We have shown in [16] that it is possible to use the generic model to engineer meta-models. Additionally we have shown in [25] that it can be used for engineering ‘application-centric’ methods as well. For reasons of space, we shall deal with the meta-model and method engineering mechanisms associated with the generic model in a separate paper.

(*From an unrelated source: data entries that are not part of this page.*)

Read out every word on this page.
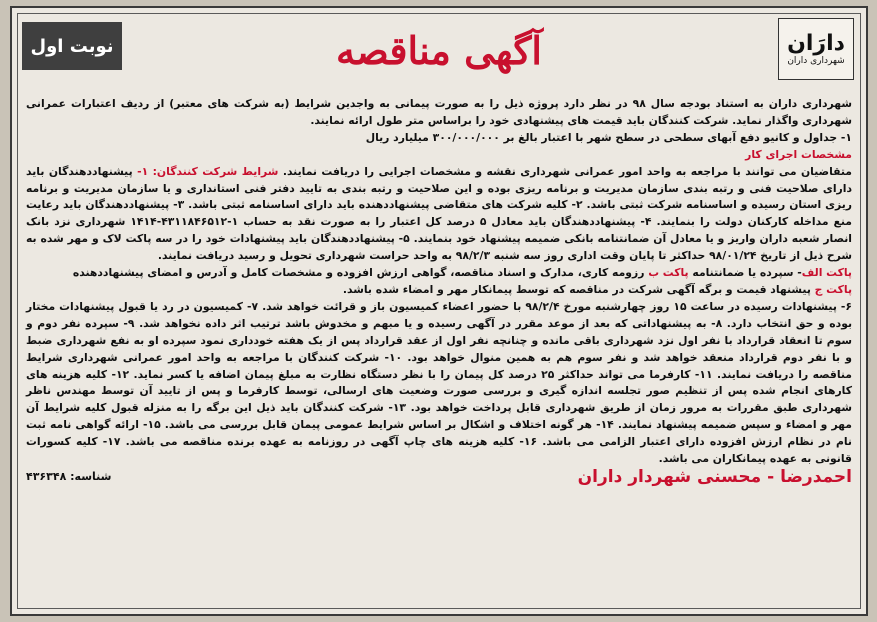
دارَان
شهرداری داران
آگهی مناقصه
نوبت اول

شهرداری داران به استناد بودجه سال ۹۸ در نظر دارد پروژه ذیل را به صورت پیمانی به واجدین شرایط (به شرکت های معتبر) از ردیف اعتبارات عمرانی شهرداری واگذار نماید. شرکت کنندگان باید قیمت های پیشنهادی خود را براساس متر طول ارائه نمایند.

۱- جداول و کانیو دفع آبهای سطحی در سطح شهر با اعتبار بالغ بر ۳۰۰/۰۰۰/۰۰۰ میلیارد ریال

مشخصات اجرای کار

متقاضیان می توانند با مراجعه به واحد امور عمرانی شهرداری نقشه و مشخصات اجرایی را دریافت نمایند. شرایط شرکت کنندگان: ۱- پیشنهاددهندگان باید دارای صلاحیت فنی و رتبه بندی سازمان مدیریت و برنامه ریزی بوده و این صلاحیت و رتبه بندی به تایید دفتر فنی استانداری و یا سازمان مدیریت و برنامه ریزی استان رسیده و اساسنامه شرکت ثبتی باشد. ۲- کلیه شرکت های متقاضی پیشنهاددهنده باید دارای اساسنامه ثبتی باشد. ۳- پیشنهاددهندگان باید رعایت منع مداخله کارکنان دولت را بنمایند. ۴- پیشنهاددهندگان باید معادل ۵ درصد کل اعتبار را به صورت نقد به حساب ۱-۴۳۱۱۸۴۶۵۱۲-۱۴۱۴ شهرداری نزد بانک انصار شعبه داران واریز و یا معادل آن ضمانتنامه بانکی ضمیمه پیشنهاد خود بنمایند. ۵- پیشنهاددهندگان باید پیشنهادات خود را در سه پاکت لاک و مهر شده به شرح ذیل از تاریخ ۹۸/۰۱/۲۴ حداکثر تا پایان وقت اداری روز سه شنبه ۹۸/۲/۳ به واحد حراست شهرداری تحویل و رسید دریافت نمایند.

پاکت الف- سپرده یا ضمانتنامه پاکت ب رزومه کاری، مدارک و اسناد مناقصه، گواهی ارزش افزوده و مشخصات کامل و آدرس و امضای پیشنهاددهنده

پاکت ج پیشنهاد قیمت و برگه آگهی شرکت در مناقصه که توسط پیمانکار مهر و امضاء شده باشد.

۶- پیشنهادات رسیده در ساعت ۱۵ روز چهارشنبه مورخ ۹۸/۲/۴ با حضور اعضاء کمیسیون باز و قرائت خواهد شد. ۷- کمیسیون در رد یا قبول پیشنهادات مختار بوده و حق انتخاب دارد. ۸- به پیشنهاداتی که بعد از موعد مقرر در آگهی رسیده و یا مبهم و مخدوش باشد ترتیب اثر داده نخواهد شد. ۹- سپرده نفر دوم و سوم تا انعقاد قرارداد با نفر اول نزد شهرداری باقی مانده و چنانچه نفر اول از عقد قرارداد پس از یک هفته خودداری نمود سپرده او به نفع شهرداری ضبط و با نفر دوم قرارداد منعقد خواهد شد و نفر سوم هم به همین منوال خواهد بود. ۱۰- شرکت کنندگان با مراجعه به واحد امور عمرانی شهرداری شرایط مناقصه را دریافت نمایند. ۱۱- کارفرما می تواند حداکثر ۲۵ درصد کل پیمان را با نظر دستگاه نظارت به مبلغ پیمان اضافه یا کسر نماید. ۱۲- کلیه هزینه های کارهای انجام شده پس از تنظیم صور تجلسه اندازه گیری و بررسی صورت وضعیت های ارسالی، توسط کارفرما و پس از تایید آن توسط مهندس ناظر شهرداری طبق مقررات به مرور زمان از طریق شهرداری قابل پرداخت خواهد بود. ۱۳- شرکت کنندگان باید ذیل این برگه را به منزله قبول کلیه شرایط آن مهر و امضاء و سپس ضمیمه پیشنهاد نمایند. ۱۴- هر گونه اختلاف و اشکال بر اساس شرایط عمومی پیمان قابل بررسی می باشد. ۱۵- ارائه گواهی نامه ثبت نام در نظام ارزش افزوده دارای اعتبار الزامی می باشد. ۱۶- کلیه هزینه های چاپ آگهی در روزنامه به عهده برنده مناقصه می باشد. ۱۷- کلیه کسورات قانونی به عهده پیمانکاران می باشد.

احمدرضا - محسنی شهردار داران
شناسه: ۴۳۶۳۴۸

A prototype generic-CAME tool for the generic model has been implemented by a group of students. A more robust implementation is currently ongoing. This generic-CAME tool shall provide an integrated environment for meta-model and method engineering. We intend to use it to do engineering of (a) meta-models like GOPRR (b) methods for real businesses as well as (c) applications in artificial intelligence like playing games with blocks.

Our work with the generic model has so far been centred around ‘hard’ methods. We have been concerned with the technical issue of building products and have not considered ‘soft’ methods.

To our knowledge, the only other work that uses the term ‘generic model’ in the context of methods is [26]. It develops an assembly of ways of doing situational method engineering and a selection from this assembly is to be made. Genericity exists in the sense that the collection of methods forming the assembly can all be used to carry out the same common intention, that of doing situational method engineering. Thus, the intention of the assembly is shared by or is typical of a whole group of methods. This meets the criterion for it to be generic.

It is to be seen that our generic model is not an assembly of methods. It is a system of concepts and inter-relationships, it is a model. It is not possible to select a method in our case. Rather meta-models and methods can be engineered from it. In the assembly approach, the method has already been engineered and is available, as part of the assembly, for selection.